Unfortunately, there is little else in the film that sets it apart from others like it.  Killing Fields is nothing more than a primer on World War I.  If you’re intrigued by what we’ve shown you, the producers might as well say, then by all means explore the topic elsewhere.  The menial running time is barely suitable to cover the motivations for the war — the geopolitical clashes erupting across the Eurasia that the assassination of Archduke Franz Ferdinand was a result of — let alone the battles waged, culture created, tolls taken, and world left behind as a result of the war.  The information presented in the documentary moves by too quickly for the proper exploration demanded by the importance of the war: without World War I, there would be no Hitler, no Soviet Union, no modern Middle East, no Cold War, and on and on.

 

Taken as nothing more than an introduction to the Great War, Killing Fields succeeds in presenting the pertinent information in clear, concise ways.  But this is hardly a definitive history of the war.  Likewise, this DVD presentation of the documentary is lacking.

 

While the video quality of the disc is hardly awful, all the same the full-frame presentation never rises much about cleaned-up-transfer-of-a-12-year-old-television-show.  The photographs and motion pictures from the period are clear enough, but the veteran interviews have this cloudy look to them, an artifact found in some decade-old TV recordings.  The audio side is noticeably better.  Sound effects of gun shots, explosions, and the like, as well as music, narration, and monologue, are clean and vibrant.
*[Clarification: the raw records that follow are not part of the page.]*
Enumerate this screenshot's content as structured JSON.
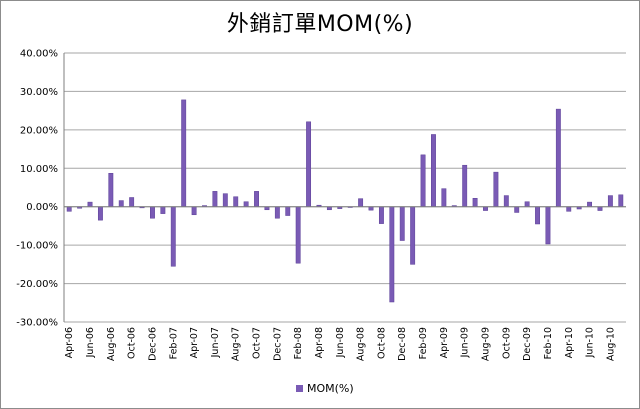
{
  "chart_data": {
    "type": "bar",
    "title": "外銷訂單MOM(%)",
    "xlabel": "",
    "ylabel": "",
    "ylim": [
      -30,
      40
    ],
    "yticks": [
      "40.00%",
      "30.00%",
      "20.00%",
      "10.00%",
      "0.00%",
      "-10.00%",
      "-20.00%",
      "-30.00%"
    ],
    "grid": "horizontal",
    "legend_position": "bottom",
    "colors": {
      "bar": "#7a5bb5",
      "bar_edge": "#5b3f96",
      "grid": "#a6a6a6",
      "axis": "#7f7f7f"
    },
    "categories": [
      "Apr-06",
      "May-06",
      "Jun-06",
      "Jul-06",
      "Aug-06",
      "Sep-06",
      "Oct-06",
      "Nov-06",
      "Dec-06",
      "Jan-07",
      "Feb-07",
      "Mar-07",
      "Apr-07",
      "May-07",
      "Jun-07",
      "Jul-07",
      "Aug-07",
      "Sep-07",
      "Oct-07",
      "Nov-07",
      "Dec-07",
      "Jan-08",
      "Feb-08",
      "Mar-08",
      "Apr-08",
      "May-08",
      "Jun-08",
      "Jul-08",
      "Aug-08",
      "Sep-08",
      "Oct-08",
      "Nov-08",
      "Dec-08",
      "Jan-09",
      "Feb-09",
      "Mar-09",
      "Apr-09",
      "May-09",
      "Jun-09",
      "Jul-09",
      "Aug-09",
      "Sep-09",
      "Oct-09",
      "Nov-09",
      "Dec-09",
      "Jan-10",
      "Feb-10",
      "Mar-10",
      "Apr-10",
      "May-10",
      "Jun-10",
      "Jul-10",
      "Aug-10",
      "Sep-10"
    ],
    "xtick_labels": [
      "Apr-06",
      "Jun-06",
      "Aug-06",
      "Oct-06",
      "Dec-06",
      "Feb-07",
      "Apr-07",
      "Jun-07",
      "Aug-07",
      "Oct-07",
      "Dec-07",
      "Feb-08",
      "Apr-08",
      "Jun-08",
      "Aug-08",
      "Oct-08",
      "Dec-08",
      "Feb-09",
      "Apr-09",
      "Jun-09",
      "Aug-09",
      "Oct-09",
      "Dec-09",
      "Feb-10",
      "Apr-10",
      "Jun-10",
      "Aug-10"
    ],
    "series": [
      {
        "name": "MOM(%)",
        "values": [
          -1.2,
          -0.4,
          1.2,
          -3.5,
          8.7,
          1.6,
          2.4,
          -0.3,
          -3.0,
          -1.8,
          -15.5,
          27.8,
          -2.1,
          0.3,
          4.0,
          3.4,
          2.6,
          1.3,
          4.0,
          -0.8,
          -3.0,
          -2.3,
          -14.7,
          22.1,
          0.4,
          -0.8,
          -0.5,
          0.0,
          2.1,
          -0.9,
          -4.4,
          -24.8,
          -8.8,
          -15.0,
          13.5,
          18.8,
          4.7,
          0.3,
          10.8,
          2.2,
          -1.0,
          9.0,
          2.9,
          -1.5,
          1.3,
          -4.5,
          -9.7,
          25.4,
          -1.2,
          -0.6,
          1.2,
          -1.0,
          2.9,
          3.1
        ]
      }
    ]
  }
}
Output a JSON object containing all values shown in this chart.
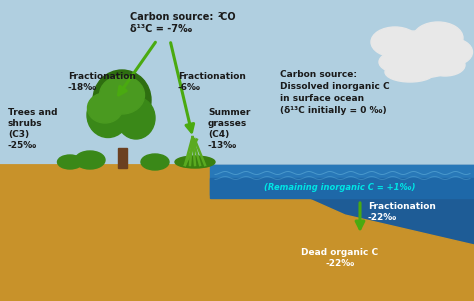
{
  "bg_sky_color": "#b0cfe0",
  "bg_soil_color": "#c8922a",
  "bg_ocean_dark": "#1e5c96",
  "bg_ocean_mid": "#2878b8",
  "remaining_band_color": "#2272b0",
  "remaining_text_color": "#00e5e5",
  "arrow_color": "#4aaa10",
  "text_dark": "#1a1a1a",
  "text_white": "#ffffff",
  "cloud_color": "#e8e8e8",
  "tree_trunk_color": "#6b4020",
  "tree_dark": "#2e6e10",
  "tree_mid": "#3a8818",
  "tree_light": "#4a9a20",
  "grass_color": "#5aaa20",
  "title_co2_line1": "Carbon source:  CO",
  "title_co2_line2": "δ¹³C = -7‰",
  "label_frac_left_l1": "Fractionation",
  "label_frac_left_l2": "-18‰",
  "label_frac_right_l1": "Fractionation",
  "label_frac_right_l2": "-6‰",
  "label_trees_l1": "Trees and",
  "label_trees_l2": "shrubs",
  "label_trees_l3": "(C3)",
  "label_trees_l4": "-25‰",
  "label_grasses_l1": "Summer",
  "label_grasses_l2": "grasses",
  "label_grasses_l3": "(C4)",
  "label_grasses_l4": "-13‰",
  "label_carbon_ocean_l1": "Carbon source:",
  "label_carbon_ocean_l2": "Dissolved inorganic C",
  "label_carbon_ocean_l3": "in surface ocean",
  "label_carbon_ocean_l4": "(δ¹³C initially = 0 ‰)",
  "label_remaining": "(Remaining inorganic C = +1‰)",
  "label_frac_ocean_l1": "Fractionation",
  "label_frac_ocean_l2": "-22‰",
  "label_dead_l1": "Dead organic C",
  "label_dead_l2": "-22‰",
  "figsize": [
    4.74,
    3.01
  ],
  "dpi": 100
}
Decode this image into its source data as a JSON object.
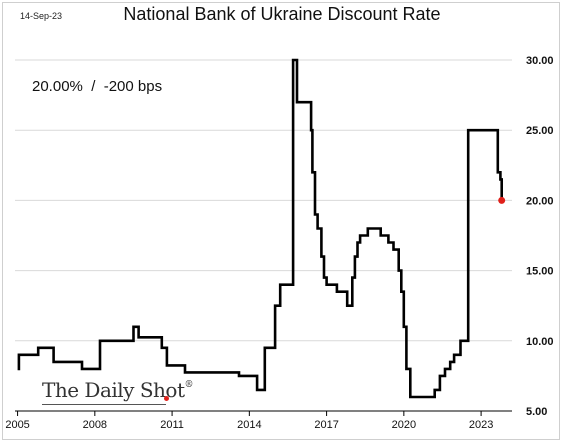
{
  "date_stamp": "14-Sep-23",
  "annotation": "20.00%  /  -200 bps",
  "logo_text": "The Daily Shot",
  "logo_mark": "®",
  "colors": {
    "line": "#000000",
    "marker": "#e0201a",
    "grid": "#d9d9d9",
    "axis": "#000000"
  },
  "chart_data": {
    "type": "line",
    "title": "National Bank of Ukraine Discount Rate",
    "xlabel": "",
    "ylabel": "",
    "xlim": [
      2004.9,
      2024.2
    ],
    "ylim": [
      5,
      31
    ],
    "x_ticks": [
      2005,
      2008,
      2011,
      2014,
      2017,
      2020,
      2023
    ],
    "x_tick_labels": [
      "2005",
      "2008",
      "2011",
      "2014",
      "2017",
      "2020",
      "2023"
    ],
    "y_ticks": [
      5,
      10,
      15,
      20,
      25,
      30
    ],
    "y_tick_labels": [
      "5.00",
      "10.00",
      "15.00",
      "20.00",
      "25.00",
      "30.00"
    ],
    "y_axis_position": "right",
    "grid": "horizontal",
    "step": true,
    "series": [
      {
        "x": [
          2005.0,
          2005.05,
          2005.8,
          2006.4,
          2007.5,
          2008.2,
          2009.5,
          2009.7,
          2010.6,
          2010.8,
          2011.5,
          2012.5,
          2013.6,
          2014.3,
          2014.6,
          2015.0,
          2015.2,
          2015.7,
          2015.85,
          2016.4,
          2016.45,
          2016.55,
          2016.65,
          2016.8,
          2016.9,
          2017.0,
          2017.4,
          2017.8,
          2018.0,
          2018.1,
          2018.2,
          2018.3,
          2018.6,
          2018.8,
          2019.1,
          2019.4,
          2019.6,
          2019.8,
          2019.9,
          2020.0,
          2020.1,
          2020.25,
          2020.35,
          2020.45,
          2021.2,
          2021.4,
          2021.6,
          2021.8,
          2021.95,
          2022.2,
          2022.45,
          2022.5,
          2023.6,
          2023.65,
          2023.75,
          2023.8
        ],
        "y": [
          8,
          9,
          9.5,
          8.5,
          8,
          10,
          11,
          10.25,
          9.5,
          8.25,
          7.75,
          7.75,
          7.5,
          6.5,
          9.5,
          12.5,
          14,
          30,
          27,
          25,
          22,
          19,
          18,
          16,
          14.5,
          14,
          13.5,
          12.5,
          14.5,
          16,
          17,
          17.5,
          18,
          18,
          17.5,
          17,
          16.5,
          15,
          13.5,
          11,
          8,
          6,
          6,
          6,
          6.5,
          7.5,
          8,
          8.5,
          9,
          10,
          10,
          25,
          25,
          22,
          21.5,
          20
        ]
      }
    ],
    "last_point": {
      "x": 2023.8,
      "y": 20.0
    }
  }
}
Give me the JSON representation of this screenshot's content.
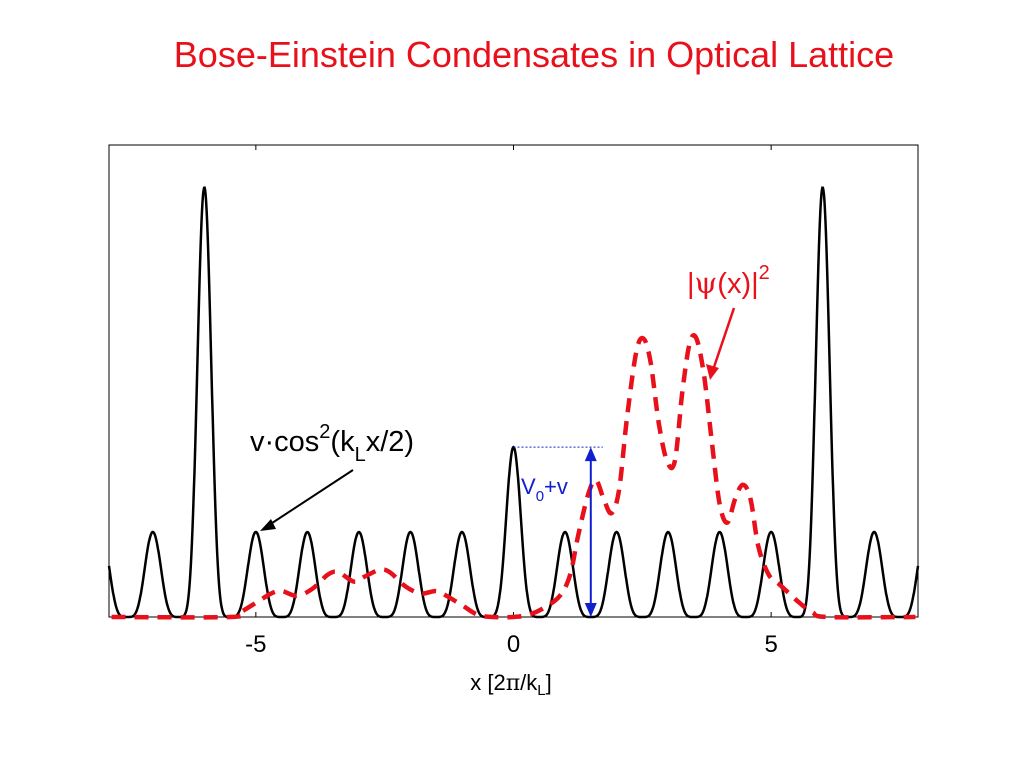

Even though the disc is hard on the eyes at times, it’s always easy on the ears.  Extras-wise, the disc fails.  The only special features are printable material for educators and access to the People’s Century website.

 

As a package, you cold do better than Killing Fields: The First World War.  But as a first-hand document of the memories of those who served in the war, the disc is indispensable — even as it makes you wish more people documented these veterans’ stories earlier, when more were still alive.